Saddle-Colored Maidens. He was a roaring American primitive who hit Honolulu like a monsoon. Hawaiians were not merely amazed at his exuberant ways; they thought that he was always drunk. His appetite for experience was enormous. Ill in bed with saddle boils, he had himself carried to an interview with survivors of a shipwreck at sea, had his dispatch thrown aboard a ship already under sail. Astride a spavined horse named Oahu, he viewed a bone-strewn battleground, exotic foliage, and "long-haired, saddle-colored maidens" with the rapt admiration of a Peeping Tom newly admitted to Eden.
"I had rather smell Honolulu at sun set," he said, "than the old police courtroom in San Francisco." He kept his eye unawed, describing the mourning for a deceased royal princess as an occasion when native women writhe "to a weird howling which it would be rather complimentary to call singing." Sometimes he reported earnestly, filing statistic-studded essays on the whaling and sugar industries. He was at his best when he gave in to his sense of humor. Of lower-class Hawaiians traveling on an inter-island schooner, he reported that "as soon as we set sail the natives all laid down on deck as thick as Negroes in a slave pen, and smoked and conversed and captured vermin and ate them, spit on each other, and were truly sociable." Hawaiian oranges were delicious, although "I seldom eat more than 10 or 15 at a sitting, however, because I despise to see anybody gormandize."

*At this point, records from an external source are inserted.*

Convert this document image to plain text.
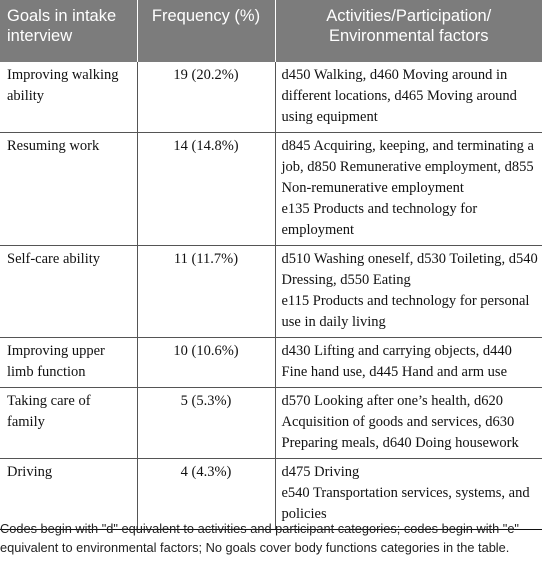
Goals in intake interview	Frequency (%)	Activities/Participation/ Environmental factors

Improving walking ability	19 (20.2%)	d450 Walking, d460 Moving around in different locations, d465 Moving around using equipment
Resuming work	14 (14.8%)	d845 Acquiring, keeping, and terminating a job, d850 Remunerative employment, d855 Non-remunerative employment
e135 Products and technology for employment
Self-care ability	11 (11.7%)	d510 Washing oneself, d530 Toileting, d540 Dressing, d550 Eating
e115 Products and technology for personal use in daily living
Improving upper limb function	10 (10.6%)	d430 Lifting and carrying objects, d440 Fine hand use, d445 Hand and arm use
Taking care of family	5 (5.3%)	d570 Looking after one’s health, d620 Acquisition of goods and services, d630 Preparing meals, d640 Doing housework
Driving	4 (4.3%)	d475 Driving
e540 Transportation services, systems, and policies
Codes begin with "d" equivalent to activities and participant categories; codes begin with "e" equivalent to environmental factors; No goals cover body functions categories in the table.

Isles of the Blest. Tall tales of horse trading, Twain found, were the same the world over. For instance, a visiting American, shopping for a matched pair of horses, was led by a Hawaiian native trader to a little stable, unfortunately locked, as the trader's brother had gone to the country with the key. The purchaser examined one horse critically through a window, went around the stable, and examined the other through a window at the other end. The match was perfect, the deal concluded on the spot, and the salesman went off--leaving his client to discover for himself that he had bought the same horse twice.
After his four-month exploration, Twain forever yearned to return to Hawaii. In 1881, he wrote to a Hawaiian friend that "if the house would only burn down, we would pack up the cubs and fly to the isles of the blest, and shut ourselves up in the healing solitudes of Haleakala and get a good rest; for the mails do not intrude there, nor yet the telephone and the telegraph. And after resting, we would come down the mountain a piece and board with a godly, breech-clouted native, and eat poi and dirt and give thanks to whom all thanks belong, for those privileges, and never housekeep any more." Yet, aside from a tantalizing shipboard glimpse of a Honolulu quarantined by cholera in 1895, he never found his way back.